I have tried to answer with anthropological platitudes about men being hunter-gatherers, but not being one myself - I hunt as far as the local supermarket and hope there's a bag-packer there to help me gather - I'm always busted. But back to my physical assessment. It was turning out to be absolutely flabuless. With body fat ticked off, the worst seemed over.
Next came heart rate. My instructor couldn't find a pulse in my neck. He got a heart rate of 50 from my wrist. "I work out," he exclaimed, "and mine is 45 to 50! Are you telling me you don't exercise?" I said I walked a lot, slowly realising his amazement was also a confidence-building trick. But I accepted it graciously. A friend later said something I never thought I'd hear: "A heart rate of 50? Man, that's slow! You should take up smoking." Taking into account my targets - "I don't want to increase my upper body strength," I told my wide-eyed instructor, "I want upper body strength" - and fitness level, I was given leg and chest exercises, plus the requisite bicycle, rowing machine and, of course, treadmill. And so I braved my first workout: one small step for man, many equally small, frantic, agonising steps on the treadmill. I spent 25 minutes on that machine, 15 of which I spent standing, pushing buttons.

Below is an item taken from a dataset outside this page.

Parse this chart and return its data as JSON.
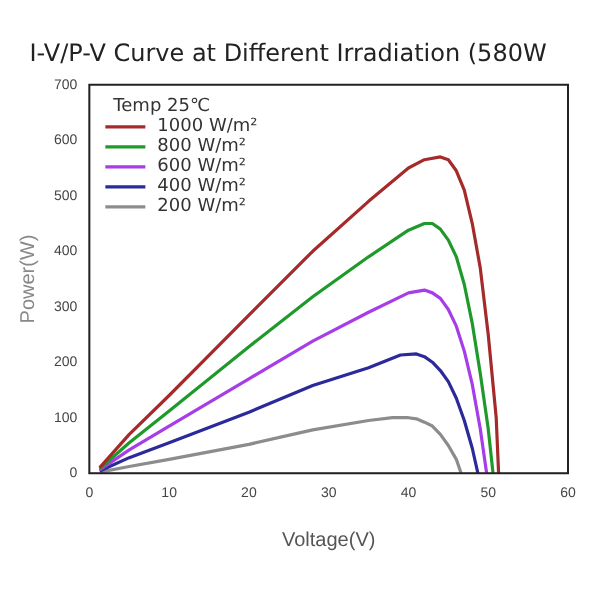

I was the new boy all over again. Aside from my fumblings with the technology, I carried my regime card around with me, which is a classic newcomer faux pas. I should have memorised my routine. (I even wore an old pair of shorts and T-shirt to throw the more seasoned aficionados off my scent.) Speaking of which, don't wear cologne/perfume, particularly if you treat your gym like a pick-up joint. Even the most expensive will smell wretched after a workout.
Whether you wear cologne or nothing at all, when you enter a gym for the first time - and especially the shower room - there is no hiding from the naked truth.